As an example of an attempt to run essentially real-time tasks on a GPOS that fails, years ago when MMX instructions were added to Pentium processors (running typically at 60MHz then), someone had the bright idea of "Host Signal Processing", a method applied to reduce the cost of PSTN modems (dial-up) by performing the signal processing on the PC rather than using a dedicated processor or DSP in the modem hardware - these "modems" were not really modems at all; they were telephone interfaces and digital converters for modem software. At the time I worked for a company producing PSTN modem test equipment, and we tried one of these early HSP modems, and it worked right up until you launched Microsoft Word (or pretty much any large application), when it would instantly drop the connection. Things improved as PCs became faster, but the point is that it was not guaranteed to work - it just mostly did.
Another example I have worked on is on a carton loading machine in food packaging. The product is inserted into the carton, a glue stripe applied, and the closure folded. The carton is moving continuously during this process an the timing of the glue gun is critical - for a glue stripe to be accurate to within one millimetre on a carton moving at one metre per second requires timing within one millisecond.

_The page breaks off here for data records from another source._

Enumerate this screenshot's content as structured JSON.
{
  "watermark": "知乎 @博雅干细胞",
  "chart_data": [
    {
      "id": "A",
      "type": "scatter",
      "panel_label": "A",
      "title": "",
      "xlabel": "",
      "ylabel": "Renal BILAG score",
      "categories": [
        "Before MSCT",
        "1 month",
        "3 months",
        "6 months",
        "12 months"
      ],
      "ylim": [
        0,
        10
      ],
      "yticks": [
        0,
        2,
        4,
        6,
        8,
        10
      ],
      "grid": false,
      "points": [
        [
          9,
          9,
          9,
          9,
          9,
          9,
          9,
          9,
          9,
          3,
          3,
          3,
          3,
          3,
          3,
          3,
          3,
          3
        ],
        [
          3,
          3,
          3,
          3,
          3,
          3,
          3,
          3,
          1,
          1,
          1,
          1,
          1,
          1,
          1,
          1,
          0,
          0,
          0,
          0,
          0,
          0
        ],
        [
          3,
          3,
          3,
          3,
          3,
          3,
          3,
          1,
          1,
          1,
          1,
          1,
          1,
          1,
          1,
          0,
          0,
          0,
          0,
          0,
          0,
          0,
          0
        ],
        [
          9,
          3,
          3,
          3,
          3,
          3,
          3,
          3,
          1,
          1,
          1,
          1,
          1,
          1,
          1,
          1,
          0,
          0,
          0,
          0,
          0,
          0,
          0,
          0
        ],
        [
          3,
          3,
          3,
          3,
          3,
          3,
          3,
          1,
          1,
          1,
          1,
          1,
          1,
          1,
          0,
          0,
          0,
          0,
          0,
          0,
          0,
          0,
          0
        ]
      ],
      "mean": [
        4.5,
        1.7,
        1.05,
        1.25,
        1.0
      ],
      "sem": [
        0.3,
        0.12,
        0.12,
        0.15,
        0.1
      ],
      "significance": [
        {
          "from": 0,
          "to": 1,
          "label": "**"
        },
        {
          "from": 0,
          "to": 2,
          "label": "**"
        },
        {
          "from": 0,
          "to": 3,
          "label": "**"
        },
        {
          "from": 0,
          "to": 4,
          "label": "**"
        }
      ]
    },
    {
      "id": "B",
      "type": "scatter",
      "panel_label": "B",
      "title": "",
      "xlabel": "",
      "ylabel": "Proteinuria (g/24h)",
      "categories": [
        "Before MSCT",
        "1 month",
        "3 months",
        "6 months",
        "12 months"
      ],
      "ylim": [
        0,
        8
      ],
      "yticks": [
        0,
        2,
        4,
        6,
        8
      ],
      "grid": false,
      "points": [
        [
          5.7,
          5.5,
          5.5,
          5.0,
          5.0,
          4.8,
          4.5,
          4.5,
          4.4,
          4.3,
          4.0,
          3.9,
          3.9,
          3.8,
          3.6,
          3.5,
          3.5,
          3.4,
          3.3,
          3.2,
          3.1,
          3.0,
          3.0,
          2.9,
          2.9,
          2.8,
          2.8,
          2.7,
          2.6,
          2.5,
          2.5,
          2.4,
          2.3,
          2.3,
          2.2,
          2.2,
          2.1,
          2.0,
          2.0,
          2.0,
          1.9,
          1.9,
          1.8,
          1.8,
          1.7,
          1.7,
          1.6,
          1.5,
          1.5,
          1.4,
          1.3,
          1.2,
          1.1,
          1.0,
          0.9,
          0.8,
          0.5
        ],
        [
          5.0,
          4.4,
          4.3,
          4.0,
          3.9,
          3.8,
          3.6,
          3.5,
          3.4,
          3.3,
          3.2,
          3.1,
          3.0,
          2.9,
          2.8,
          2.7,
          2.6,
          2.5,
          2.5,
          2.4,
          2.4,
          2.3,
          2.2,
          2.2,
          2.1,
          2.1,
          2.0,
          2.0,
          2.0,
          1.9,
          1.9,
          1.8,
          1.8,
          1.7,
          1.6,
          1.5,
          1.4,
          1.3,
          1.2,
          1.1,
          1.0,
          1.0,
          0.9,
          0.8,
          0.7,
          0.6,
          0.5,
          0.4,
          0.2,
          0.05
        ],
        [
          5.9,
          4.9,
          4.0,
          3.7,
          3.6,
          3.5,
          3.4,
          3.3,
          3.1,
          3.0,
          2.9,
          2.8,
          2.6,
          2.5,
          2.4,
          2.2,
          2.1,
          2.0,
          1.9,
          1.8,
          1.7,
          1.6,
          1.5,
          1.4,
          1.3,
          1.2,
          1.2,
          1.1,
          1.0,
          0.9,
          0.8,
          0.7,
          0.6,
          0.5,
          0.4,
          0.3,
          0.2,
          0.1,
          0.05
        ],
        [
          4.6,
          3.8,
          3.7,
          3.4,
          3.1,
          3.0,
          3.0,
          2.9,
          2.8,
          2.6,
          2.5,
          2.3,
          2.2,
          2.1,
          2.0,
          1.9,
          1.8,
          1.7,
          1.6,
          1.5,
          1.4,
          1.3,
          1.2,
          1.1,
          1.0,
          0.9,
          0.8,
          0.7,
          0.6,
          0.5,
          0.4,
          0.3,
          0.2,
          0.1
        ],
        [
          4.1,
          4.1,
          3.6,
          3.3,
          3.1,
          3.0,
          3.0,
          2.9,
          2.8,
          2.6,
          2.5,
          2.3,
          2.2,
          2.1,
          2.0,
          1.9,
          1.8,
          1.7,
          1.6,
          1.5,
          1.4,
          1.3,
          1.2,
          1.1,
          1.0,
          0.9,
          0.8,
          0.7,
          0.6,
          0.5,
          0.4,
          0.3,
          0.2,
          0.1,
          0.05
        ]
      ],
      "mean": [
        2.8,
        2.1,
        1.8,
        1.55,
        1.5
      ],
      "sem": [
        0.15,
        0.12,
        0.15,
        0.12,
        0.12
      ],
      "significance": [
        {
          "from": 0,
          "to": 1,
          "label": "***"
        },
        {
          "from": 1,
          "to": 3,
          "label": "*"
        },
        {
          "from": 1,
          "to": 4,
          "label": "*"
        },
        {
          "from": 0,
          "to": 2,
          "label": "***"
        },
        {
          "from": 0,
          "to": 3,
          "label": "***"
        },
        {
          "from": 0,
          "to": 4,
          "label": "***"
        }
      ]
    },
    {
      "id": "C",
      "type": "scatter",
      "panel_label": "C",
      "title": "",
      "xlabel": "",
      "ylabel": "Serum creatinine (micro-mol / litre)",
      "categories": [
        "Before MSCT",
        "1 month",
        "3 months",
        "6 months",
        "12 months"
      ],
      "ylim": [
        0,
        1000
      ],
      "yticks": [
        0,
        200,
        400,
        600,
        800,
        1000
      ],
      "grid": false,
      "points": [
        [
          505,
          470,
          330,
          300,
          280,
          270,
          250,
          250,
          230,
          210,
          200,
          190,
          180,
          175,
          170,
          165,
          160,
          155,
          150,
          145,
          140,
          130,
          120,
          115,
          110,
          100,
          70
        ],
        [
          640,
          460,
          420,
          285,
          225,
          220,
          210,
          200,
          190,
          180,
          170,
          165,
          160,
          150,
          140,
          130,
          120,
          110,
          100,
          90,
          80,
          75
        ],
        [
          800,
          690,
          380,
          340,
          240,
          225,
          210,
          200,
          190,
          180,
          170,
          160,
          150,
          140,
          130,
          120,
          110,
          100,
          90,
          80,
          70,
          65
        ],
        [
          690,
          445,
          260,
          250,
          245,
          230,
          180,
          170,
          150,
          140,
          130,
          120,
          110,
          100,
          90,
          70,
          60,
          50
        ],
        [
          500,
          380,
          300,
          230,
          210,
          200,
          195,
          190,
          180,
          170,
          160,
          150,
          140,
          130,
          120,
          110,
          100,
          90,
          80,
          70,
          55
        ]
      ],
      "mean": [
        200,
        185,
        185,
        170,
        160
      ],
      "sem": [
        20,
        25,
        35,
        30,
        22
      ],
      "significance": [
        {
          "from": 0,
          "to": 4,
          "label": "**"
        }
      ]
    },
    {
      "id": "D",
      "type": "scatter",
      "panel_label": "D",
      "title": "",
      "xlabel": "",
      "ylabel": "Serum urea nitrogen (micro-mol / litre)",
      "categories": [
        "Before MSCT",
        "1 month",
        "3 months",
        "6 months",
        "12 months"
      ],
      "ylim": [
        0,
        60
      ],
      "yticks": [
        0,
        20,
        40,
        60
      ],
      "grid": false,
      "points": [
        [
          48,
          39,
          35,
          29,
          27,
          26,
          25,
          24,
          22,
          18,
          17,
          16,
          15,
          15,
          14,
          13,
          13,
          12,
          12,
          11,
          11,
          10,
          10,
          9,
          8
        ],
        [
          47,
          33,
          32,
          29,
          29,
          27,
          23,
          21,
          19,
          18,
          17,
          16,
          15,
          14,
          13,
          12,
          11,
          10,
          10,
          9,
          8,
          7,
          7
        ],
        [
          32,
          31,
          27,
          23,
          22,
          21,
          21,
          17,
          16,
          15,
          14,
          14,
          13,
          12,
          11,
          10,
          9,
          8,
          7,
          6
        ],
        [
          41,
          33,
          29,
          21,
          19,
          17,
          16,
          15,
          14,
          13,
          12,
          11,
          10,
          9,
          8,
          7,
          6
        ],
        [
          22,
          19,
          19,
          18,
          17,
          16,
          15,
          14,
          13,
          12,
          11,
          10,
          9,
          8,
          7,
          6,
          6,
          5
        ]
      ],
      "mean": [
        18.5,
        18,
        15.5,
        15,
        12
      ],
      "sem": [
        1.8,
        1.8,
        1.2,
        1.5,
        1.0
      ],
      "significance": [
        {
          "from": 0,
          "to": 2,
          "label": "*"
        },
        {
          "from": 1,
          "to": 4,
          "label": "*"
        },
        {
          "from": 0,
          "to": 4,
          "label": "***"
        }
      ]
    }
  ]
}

Another example is that of TDMA communication as used in digital telephony for example. Such communication allocates a time slot for each stations transmission and failure to transmit in exactly the correct time slot, or encroaching on the time slot of another station is unacceptable. Such systems are globally synchronised to atomic-clock accuracy (typically derived from a GPS receiver). A GSM time slot for example is 577 microseconds, in this time, the transmitter must ramp-up the transmitter power, transmit the data and ramp-down
In short any example that requires 100 percent deterministic timing needs an RTOS. If your timing constraints are say > 100ms, and a small probability of failure to meet timing is tolerable, then a GPOS may work all or most of the time. If timing constraints are sub-millisecond or the cost or consequences of failure unacceptable, then an RTOS is appropriate.